The only cure for this sort of obsession with any problem is self awareness. It is the only thing that can steer us away from these thoughts and allow us to gain mastery over them, instead of being at their mercy. It is important to realize that sometimes when we are wronged, there isn’t much we could have done to prevent it from happening. Carrying the burden of such a problem into our future will only bring misery to ourselves and prevent us from having honest and meaningful experiences. Sometimes letting go is the best thing we can do for ourselves and our problems.
There are some problems which we, unbeknownst to ourselves, don’t particularly want to solve, but still keep talking about. The reasons for this sort of “psychological inertia” are several. Sometimes, a problem is so deeply rooted as a part of our identity that we don’t know how to live without it. It has taken up space in our lives for years, has shaped our personality and even though we may be able to acknowledge it for what it is- a problem- we don’t want to part with it. This stems partly from a fear of uncertainty and change. It took my aunt years before she could get separated from her husband who emotionally abused her. She had tried several times but couldn’t bring herself to take the final step because she didn’t know what life would be like without this problem. She was too afraid of facing a reality where this problem was no longer a part of her identity, and had chosen to live in its comfort until it was well past her breaking point. When our problems become such an intrinsic part of who we are, it becomes increasingly difficult to consider parting with them even when we have the solutions right in front of us.
Talking about problems to other people is a good way to make ourselves realize that we are not alone in our miseries. But it also acts as a way for rationalizing our situation to ourselves. It gives us a certain agency over our problems, the fact that we can talk about it means that we also have the capability to fix them whenever we want to. Talking about our problems in a way that seems to make light of them also gives us a false sense of order and having things within our control.
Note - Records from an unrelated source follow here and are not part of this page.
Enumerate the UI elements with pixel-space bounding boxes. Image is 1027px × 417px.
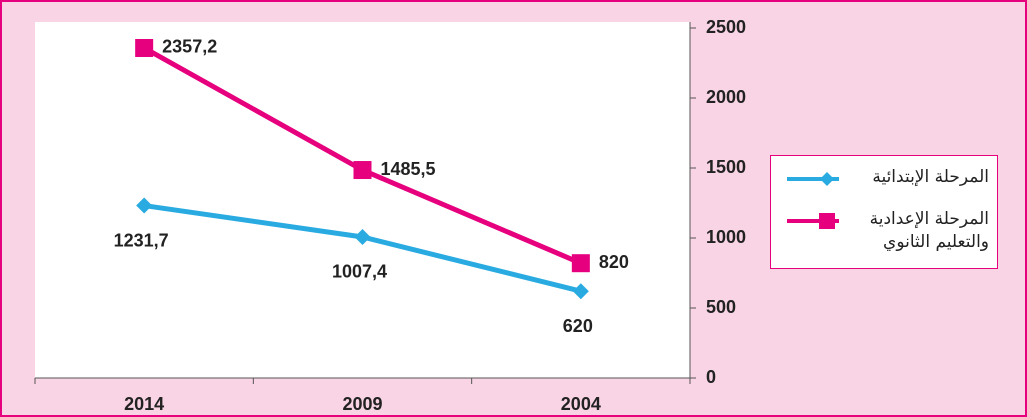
data-label: 2357,2 [162,37,217,57]
marker [354,228,371,245]
data-label: 820 [599,252,629,272]
y-tick-label: 2500 [706,17,746,37]
marker [135,38,154,57]
y-tick-label: 2000 [706,87,746,107]
data-label: 1485,5 [381,159,436,179]
legend-swatch [787,213,839,229]
data-label: 1231,7 [114,230,169,250]
legend: المرحلة الإبتدائية المرحلة الإعدادية والت… [770,155,998,269]
marker [136,197,153,214]
y-tick-label: 1000 [706,227,746,247]
y-tick-label: 1500 [706,157,746,177]
y-tick-label: 0 [706,367,716,387]
marker [819,213,835,229]
y-tick-label: 500 [706,297,736,317]
legend-label: المرحلة الإعدادية والتعليم الثانوي [869,209,989,252]
marker [571,254,590,273]
x-tick-label: 2009 [342,394,382,414]
x-tick-label: 2014 [124,394,164,414]
x-tick-label: 2004 [561,394,601,414]
marker [353,161,372,180]
legend-label: المرحلة الإبتدائية [872,167,989,187]
data-label: 1007,4 [332,262,387,282]
marker [820,172,834,186]
marker [572,283,589,300]
data-label: 620 [563,316,593,336]
legend-swatch [787,172,839,186]
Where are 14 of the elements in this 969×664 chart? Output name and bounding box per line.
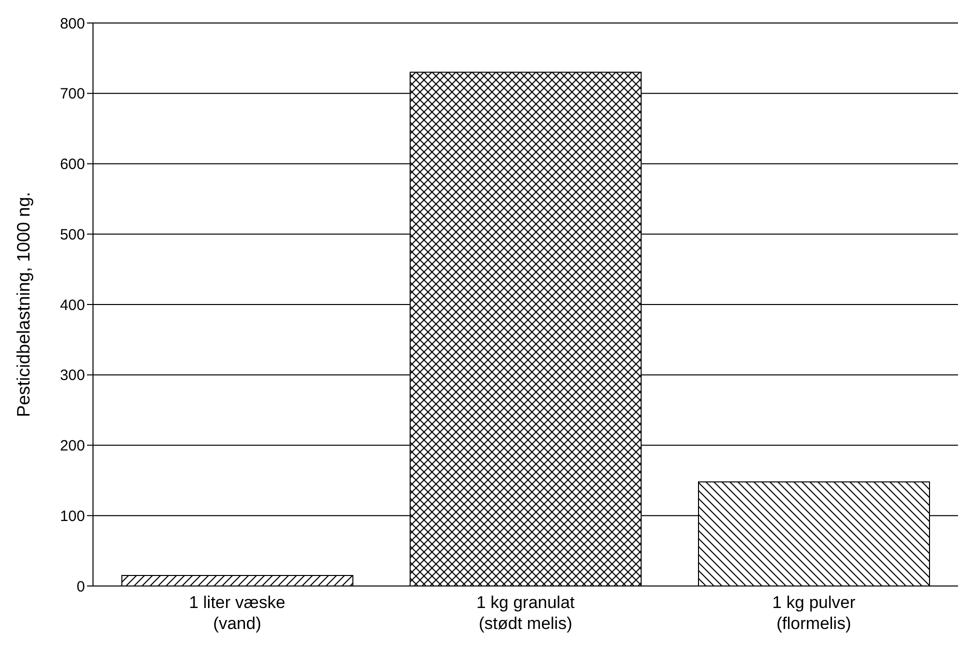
y-tick-label: 200 <box>60 438 85 455</box>
y-axis-title: Pesticidbelastning, 1000 ng. <box>13 192 34 418</box>
y-tick-label: 500 <box>60 226 85 244</box>
bar <box>121 574 354 586</box>
x-tick-label: 1 liter væske (vand) <box>188 593 286 633</box>
y-tick-label: 300 <box>60 367 85 384</box>
y-tick-label: 0 <box>76 578 85 596</box>
y-tick-label: 600 <box>60 156 85 174</box>
y-tick-label: 100 <box>60 508 85 525</box>
x-tick-label: 1 kg granulat (stødt melis) <box>476 593 575 633</box>
y-tick-label: 400 <box>60 296 85 314</box>
y-tick-label: 800 <box>60 15 85 32</box>
y-tick-label: 700 <box>60 86 85 103</box>
x-tick-label: 1 kg pulver (flormelis) <box>772 593 856 633</box>
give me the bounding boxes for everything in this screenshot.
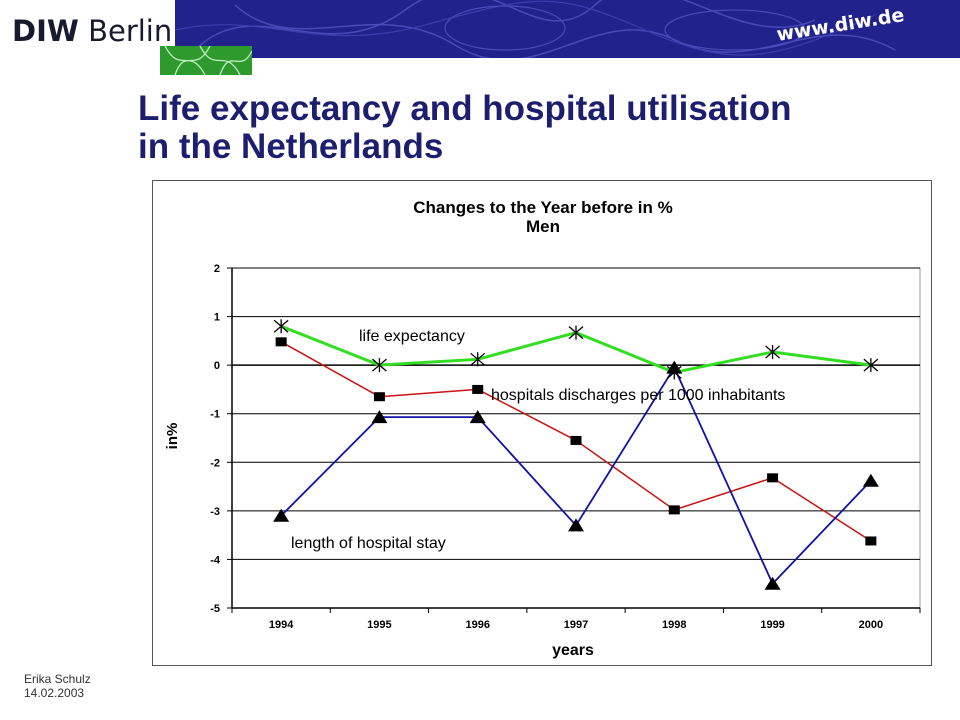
slide-title: Life expectancy and hospital utilisation…	[138, 90, 948, 166]
point-hospital-stay	[764, 576, 781, 590]
y-tick-label: -2	[210, 457, 220, 469]
point-life-expectancy	[863, 358, 879, 373]
x-tick-label: 1999	[760, 619, 784, 631]
y-tick-label: -4	[210, 554, 221, 566]
point-hospital-stay	[666, 360, 683, 374]
point-hospital-stay	[568, 518, 584, 532]
y-tick-label: -5	[210, 603, 220, 615]
x-tick-label: 1996	[465, 619, 489, 631]
point-hospital-stay	[862, 473, 879, 487]
line-chart: 2 1 0 -1 -2 -3 -4 -5 1994 1995 1996 1997 1998 1999 200…	[164, 198, 921, 659]
y-tick-label: 2	[214, 263, 220, 275]
grid-layer	[231, 267, 921, 609]
point-discharges	[570, 435, 582, 445]
label-life-expectancy: life expectancy	[359, 328, 465, 345]
y-axis-label: in%	[164, 423, 181, 450]
y-tick-label: -1	[210, 409, 220, 421]
point-life-expectancy	[273, 319, 289, 334]
slide-title-line1: Life expectancy and hospital utilisation	[138, 89, 792, 128]
chart-title: Changes to the Year before in %	[413, 198, 672, 217]
y-tick-label: -3	[210, 506, 220, 518]
logo-brand: DIW	[12, 14, 79, 48]
point-discharges	[275, 337, 287, 347]
point-discharges	[767, 473, 779, 483]
point-life-expectancy	[765, 345, 780, 360]
logo-city: Berlin	[88, 14, 173, 48]
point-life-expectancy	[372, 358, 387, 373]
y-tick-label: 0	[214, 360, 220, 372]
axis-layer: 2 1 0 -1 -2 -3 -4 -5 1994 1995 1996 1997 1998 1999 200…	[210, 263, 921, 631]
label-hospital-stay: length of hospital stay	[291, 535, 446, 552]
point-hospital-stay	[469, 410, 486, 424]
footer-author: Erika Schulz	[24, 672, 91, 686]
x-tick-label: 1998	[662, 619, 686, 631]
slide-title-line2: in the Netherlands	[138, 127, 444, 166]
footer: Erika Schulz 14.02.2003	[24, 672, 91, 700]
green-accent	[160, 46, 252, 75]
point-life-expectancy	[470, 352, 486, 367]
series-layer	[273, 319, 879, 590]
x-tick-label: 1997	[564, 619, 588, 631]
x-tick-label: 1995	[367, 619, 391, 631]
x-axis-label: years	[552, 642, 594, 659]
banner-scribble	[175, 0, 896, 58]
y-tick-label: 1	[214, 312, 220, 324]
point-life-expectancy	[568, 325, 584, 340]
diw-logo: DIW Berlin	[12, 14, 172, 48]
header-banner: www.diw.de	[175, 0, 960, 58]
x-tick-label: 2000	[859, 619, 883, 631]
footer-date: 14.02.2003	[24, 686, 85, 700]
chart-frame: 2 1 0 -1 -2 -3 -4 -5 1994 1995 1996 1997 1998 1999 200…	[152, 180, 932, 666]
point-discharges	[668, 505, 680, 515]
point-discharges	[865, 536, 877, 546]
point-hospital-stay	[371, 410, 388, 424]
label-discharges: hospitals discharges per 1000 inhabitant…	[491, 387, 785, 404]
point-hospital-stay	[273, 508, 290, 522]
point-discharges	[373, 392, 385, 402]
chart-subtitle: Men	[526, 217, 560, 236]
x-tick-label: 1994	[269, 619, 294, 631]
point-discharges	[472, 384, 484, 394]
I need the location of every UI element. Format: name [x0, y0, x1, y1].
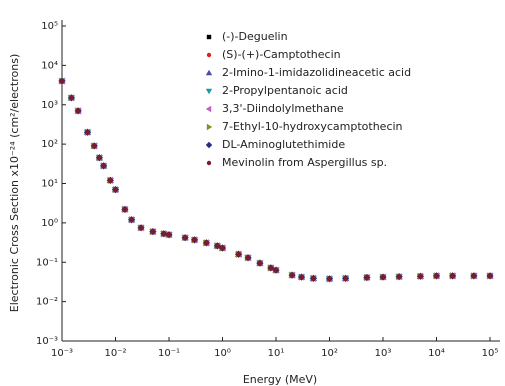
data-point — [471, 273, 477, 279]
data-point — [84, 129, 91, 135]
data-point — [68, 95, 75, 101]
x-tick-label: 10¹ — [268, 348, 285, 359]
data-point — [101, 163, 107, 169]
legend-marker — [205, 105, 212, 113]
data-point — [214, 243, 220, 249]
legend-marker — [206, 160, 212, 166]
legend-label: (S)-(+)-Camptothecin — [222, 48, 341, 61]
x-tick-label: 10³ — [375, 348, 392, 359]
y-tick-label: 10⁻¹ — [36, 257, 58, 268]
y-tick-label: 10⁵ — [41, 21, 58, 32]
x-tick-label: 10⁵ — [482, 348, 499, 359]
legend-marker — [206, 52, 212, 58]
legend-marker — [206, 123, 213, 131]
data-point — [161, 231, 167, 237]
legend-label: (-)-Deguelin — [222, 30, 288, 43]
data-point — [257, 260, 263, 266]
data-point — [298, 274, 305, 280]
x-tick-label: 10² — [321, 348, 338, 359]
data-point — [289, 272, 295, 278]
legend-marker — [205, 88, 213, 95]
y-tick-label: 10² — [41, 139, 58, 150]
data-point — [191, 237, 198, 243]
data-point — [138, 225, 144, 231]
data-point — [182, 235, 188, 241]
legend-label: Mevinolin from Aspergillus sp. — [222, 156, 387, 169]
y-tick-label: 10¹ — [41, 179, 58, 190]
data-point — [236, 251, 242, 257]
data-point — [326, 276, 333, 282]
data-point — [310, 275, 316, 281]
data-point — [112, 186, 119, 193]
y-tick-label: 10⁻³ — [36, 336, 58, 347]
data-point — [166, 232, 172, 238]
data-point — [273, 267, 279, 273]
data-point — [91, 143, 97, 149]
data-point — [396, 274, 402, 280]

For some people, even if they are talking about problems and not doing anything about it, the process of fixing them is one that is subconsciously very important for them. This is why, when someone else comes and tries to solve their problems for them, they feel robbed of their experience of working their way through the problem. The process of solving the problem is identity forming; it allows us to reflect on our past and present, introspect and grow as individuals. But then again, this inclination of kick-starting the process is not formed until the baggage of the problem is too much to bear and the pain is too acute. This sort of behavior is similar to how we keep storing our excess items in attics and store rooms until they get too crammed for anything else to be kept there. But the process of cleaning up is an integral rite of passage- we come across old albums from our childhood, rags that need to go to the trash immediately, an old favorite sweater that we’ve outgrown. This process of dealing with the pieces of our past is important for us to move on ahead and make space for new experiences.
While there may be plenty of reasons why we tend to hold on to our problems, hanging on to them for longer than we are supposed to is never a good idea. No matter how hard we try to convince ourselves otherwise, they will get the better of us eventually. As stated earlier, self awareness is key. The first step towards solving any problem is acceptance, as cliched as it may sound. When we stop seeing our problems as extensions of ourselves, and start looking at them objectively, it becomes easier to distance ourselves from it. So, while talking about problems, may, at times, be an effective way of getting rid of them; sometimes it takes a little more effort than that to get rid of them.